Skylark #1 |
Book blurb via Goodreads:
"Sixteen-year-old Lark Ainsley has never seen the sky.
Her world ends at the edge of the vast domed barrier of energy enclosing all that’s left of humanity. For two hundred years the city has sustained this barrier by harvesting its children's innate magical energy when they reach adolescence. When it’s Lark’s turn to be harvested, she finds herself trapped in a nightmarish web of experiments and learns she is something out of legend itself: a Renewable, able to regenerate her own power after it’s been stripped.
Forced to flee the only home she knows to avoid life as a human battery, Lark must fight her way through the terrible wilderness beyond the edge of the world. With the city’s clockwork creations close on her heels and a strange wild boy stalking her in the countryside, she must move quickly if she is to have any hope of survival. She’s heard the stories that somewhere to the west are others like her, hidden in secret—but can she stay alive long enough to find them?"
I want to give this book a high rating, but I do know that there were a few flaws with this story, and at the same time, I don't really care. The story was unique but not at the same time. It had many of the same plot devices that many YA dystopian books have, but the way they were presented felt new.
There is a test at the start that brings to light that there is something different about the MC, the thing that makes her unique also puts her life in danger. There's an escape, a mysterious boy that helps her. A secret city, and a mysterious war that caused everything to become the way it is in the book.

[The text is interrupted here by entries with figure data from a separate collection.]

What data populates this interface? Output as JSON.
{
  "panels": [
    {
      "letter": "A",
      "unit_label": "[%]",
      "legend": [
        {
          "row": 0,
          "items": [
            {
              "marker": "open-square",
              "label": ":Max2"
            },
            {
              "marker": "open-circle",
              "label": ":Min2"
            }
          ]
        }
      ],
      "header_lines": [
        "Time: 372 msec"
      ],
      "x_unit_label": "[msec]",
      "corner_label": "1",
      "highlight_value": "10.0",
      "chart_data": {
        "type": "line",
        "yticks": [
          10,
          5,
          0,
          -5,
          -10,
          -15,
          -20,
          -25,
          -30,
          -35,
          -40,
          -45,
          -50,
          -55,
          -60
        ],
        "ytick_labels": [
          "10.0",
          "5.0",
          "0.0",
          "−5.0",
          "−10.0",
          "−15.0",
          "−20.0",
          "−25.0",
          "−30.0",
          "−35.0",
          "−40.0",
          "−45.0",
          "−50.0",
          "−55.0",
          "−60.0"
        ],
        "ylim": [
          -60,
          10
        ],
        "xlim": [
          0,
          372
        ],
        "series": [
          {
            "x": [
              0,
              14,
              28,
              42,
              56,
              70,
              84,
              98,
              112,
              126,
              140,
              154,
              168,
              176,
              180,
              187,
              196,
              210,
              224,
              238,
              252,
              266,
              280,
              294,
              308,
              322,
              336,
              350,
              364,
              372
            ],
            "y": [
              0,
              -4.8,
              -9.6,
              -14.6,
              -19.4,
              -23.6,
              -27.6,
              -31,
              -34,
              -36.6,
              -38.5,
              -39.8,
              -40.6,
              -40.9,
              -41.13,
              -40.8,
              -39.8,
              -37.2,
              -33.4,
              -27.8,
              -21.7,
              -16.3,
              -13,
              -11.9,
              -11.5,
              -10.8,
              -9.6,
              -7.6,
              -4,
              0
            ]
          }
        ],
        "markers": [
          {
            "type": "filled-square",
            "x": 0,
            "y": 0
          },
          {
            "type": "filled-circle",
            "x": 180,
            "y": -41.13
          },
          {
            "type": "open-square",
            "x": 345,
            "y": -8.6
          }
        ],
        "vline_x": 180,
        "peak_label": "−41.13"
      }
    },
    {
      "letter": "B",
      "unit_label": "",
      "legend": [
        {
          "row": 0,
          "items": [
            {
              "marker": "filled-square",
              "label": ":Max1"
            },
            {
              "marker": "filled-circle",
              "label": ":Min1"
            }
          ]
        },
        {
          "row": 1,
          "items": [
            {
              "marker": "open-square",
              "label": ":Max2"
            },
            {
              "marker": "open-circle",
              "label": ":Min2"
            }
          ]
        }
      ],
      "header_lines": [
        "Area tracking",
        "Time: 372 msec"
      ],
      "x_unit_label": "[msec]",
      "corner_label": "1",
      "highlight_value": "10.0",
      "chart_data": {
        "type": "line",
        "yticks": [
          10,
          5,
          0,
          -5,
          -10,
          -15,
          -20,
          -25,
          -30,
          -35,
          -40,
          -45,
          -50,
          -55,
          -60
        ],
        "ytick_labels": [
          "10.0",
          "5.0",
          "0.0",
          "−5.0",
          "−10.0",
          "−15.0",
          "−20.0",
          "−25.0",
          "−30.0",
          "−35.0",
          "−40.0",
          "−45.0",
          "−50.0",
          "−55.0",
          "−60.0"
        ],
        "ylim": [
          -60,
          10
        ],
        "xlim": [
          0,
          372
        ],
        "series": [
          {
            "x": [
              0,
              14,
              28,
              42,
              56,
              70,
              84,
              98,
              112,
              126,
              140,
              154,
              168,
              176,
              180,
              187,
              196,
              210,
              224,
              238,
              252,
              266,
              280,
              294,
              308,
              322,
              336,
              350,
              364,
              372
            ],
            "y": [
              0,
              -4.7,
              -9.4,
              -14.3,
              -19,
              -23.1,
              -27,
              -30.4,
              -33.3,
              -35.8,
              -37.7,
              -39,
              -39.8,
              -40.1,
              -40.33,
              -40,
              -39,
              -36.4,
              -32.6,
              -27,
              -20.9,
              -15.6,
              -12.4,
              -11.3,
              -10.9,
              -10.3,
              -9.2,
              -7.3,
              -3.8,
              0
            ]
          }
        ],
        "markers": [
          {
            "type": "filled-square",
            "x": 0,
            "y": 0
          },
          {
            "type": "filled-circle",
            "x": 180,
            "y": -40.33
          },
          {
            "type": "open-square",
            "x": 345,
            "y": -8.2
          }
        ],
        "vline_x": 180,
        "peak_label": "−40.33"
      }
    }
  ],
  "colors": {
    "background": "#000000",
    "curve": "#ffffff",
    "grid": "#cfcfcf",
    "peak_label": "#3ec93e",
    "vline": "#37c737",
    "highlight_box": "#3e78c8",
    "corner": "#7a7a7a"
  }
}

For the most part, I didn't feel like I was reading a carbon copy of any other book regardless of the similarities it shares with the genre. But I really do hate when the genre uses a vague and undisclosed war to try and "explain" why people live in walled cities and need to be harvested. It's a McGuffin and doesn't need to be vague. I probably wouldn't dislike the idea of a war, if it was actually explained.
Lark is a.....I'm not really sure how to feel about her. She is just pretty average. And fairly useless without help of some kind. The supporting characters were mostly there just to fill outcast rolls of the genre. The character that I liked and was interested in learning more about was Oren. He was an interesting character, and I hope to see him in the other books.
From this review, you might gather that I didn't really like it, but I did. I read it really fast, the writing flowed nicely, and it had just enough mystery that I wasn't able to predict what was going to happen next, most of the time.